Spinning workshop – Days 2 and 3

Monday was rather a whirlwind of learning. Workshops are strange because in a lot of ways they’re easier than school (less responsibility in the studio because you’ll only be there for a week, etc) but they’re also a lot more difficult because you’re trying to learn a new technique (or perhaps multiple techniques) in just a week’s time! It’s exhausting. It’s a lot easier to stretch the whole thing out over a semester.

Anyway, it’s been a lot of fun despite the amount of work. So Monday we washed out a raw fleece right off the sheep, dyed the clean wool and began spinning.
My first effort was…well it’s technically yarn, but it’s so overtwisted in some areas that it’s probably not actually usable. haha. By the time we’d finished dyeing everything and cleaning the dye kitchen, I was so worn out that I could hardly focus on the motions my hands were supposed to be doing.

Tuesday was strange. Just as Jeanne said, I walked in and could spin…? What?! How did that happen? I’m not really overtwisting much and my yarn is much thinner and more even. (I still need practice, but I’ve got the hand motions down) We fluffed up the dyed fleece (which is beautiful and you’ll get to see it at the end of the week) and learned how to use hand cards and a drum carder. I, surprisingly, like the hand cards. I spun up a lovely (although still totally uneven and slubby) skein of many colors. 🙂 I still have to wash and stretch it to get the kinks out but I’m quite happy with it. I’m thoroughly enjoying the stage of spinning slubby yarn. I know eventually I’ll wish I could do it more easily so I’m quite pleased with everything I’m making right now.

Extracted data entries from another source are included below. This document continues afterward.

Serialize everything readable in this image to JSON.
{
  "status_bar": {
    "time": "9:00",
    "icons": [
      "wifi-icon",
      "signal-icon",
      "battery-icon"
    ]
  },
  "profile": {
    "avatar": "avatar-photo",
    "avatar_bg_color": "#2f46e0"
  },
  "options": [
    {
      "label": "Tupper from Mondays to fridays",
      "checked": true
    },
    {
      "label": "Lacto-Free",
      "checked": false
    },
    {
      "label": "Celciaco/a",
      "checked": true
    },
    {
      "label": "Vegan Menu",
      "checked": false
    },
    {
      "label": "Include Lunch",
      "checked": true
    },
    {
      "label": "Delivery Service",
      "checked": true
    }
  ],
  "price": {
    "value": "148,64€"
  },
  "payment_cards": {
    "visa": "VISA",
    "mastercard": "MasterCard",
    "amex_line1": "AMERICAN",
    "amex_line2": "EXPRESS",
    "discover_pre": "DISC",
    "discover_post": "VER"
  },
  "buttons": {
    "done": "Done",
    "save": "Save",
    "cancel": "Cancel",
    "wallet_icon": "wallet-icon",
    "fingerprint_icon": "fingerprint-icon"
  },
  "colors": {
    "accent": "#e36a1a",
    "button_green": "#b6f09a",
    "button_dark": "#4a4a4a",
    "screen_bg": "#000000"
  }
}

Mom and I also finished picking out my fleece from my sheep and washed it yesterday. By the time we were done washing it, it was 4:30 so we didn’t have time to dye it but at least it’s clean and I can dye it later this week. 🙂 It’s very different from the fleece we have from the Shepherd’s Path (local farm that supplied the wool for the class). I have no idea what type of sheep they have though. That’s the one thing that has been slightly frustrating about the class: Jeanne and Claudia don’t really know much about sheep breeds and don’t really care to learn more. Even before I wanted sheep I was interested in what breeds produced what wool. More than just “Merino sheep have nice soft wool with less scales than other breeds.” But that’s how I am. I guess not everyone cares about that. They both said they prefer to spin from roving and normally don’t mess with buying a whole fleece and washing and dyeing it. So why would it even matter what type of wool it is? Well…I guess the local food movement that I’m now a part of (since I live on an organic farm) has influenced me in other aspects of my life because that’s not good enough for me. I want to know the animal that my wool came from. Weird? Maybe. But I don’t think that’s wrong. It’s just different. And if it’s important to me I think that’s okay.

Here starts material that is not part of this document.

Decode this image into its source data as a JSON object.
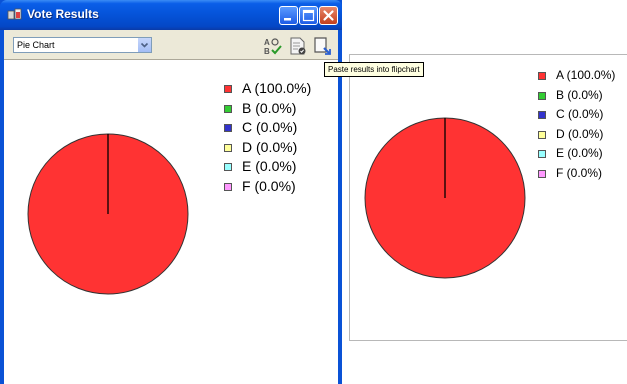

Anyway, I have no idea what my wool will be like to spin since Suffolks are primarily meat sheep but I figure my sheep are growing wool every year and it has to get sheared so I may as well try to use it. In the hand out we were given at the beginning of the class there was a chart with info on different breeds and their wool quality. Suffolks were listed as, “lightweight, airy fleece, easy to spin.” So that was encouraging.

Perhaps in the future I’ll investigate getting my wool sent off to be processed. It’s so nice. You send it off and it comes back in rolled up balls of roving. 🙂 Well anyway, I need to go get ready for class. Hopefully it’ll be another good day in the studio. I think we’re supposed to be learning to ply today!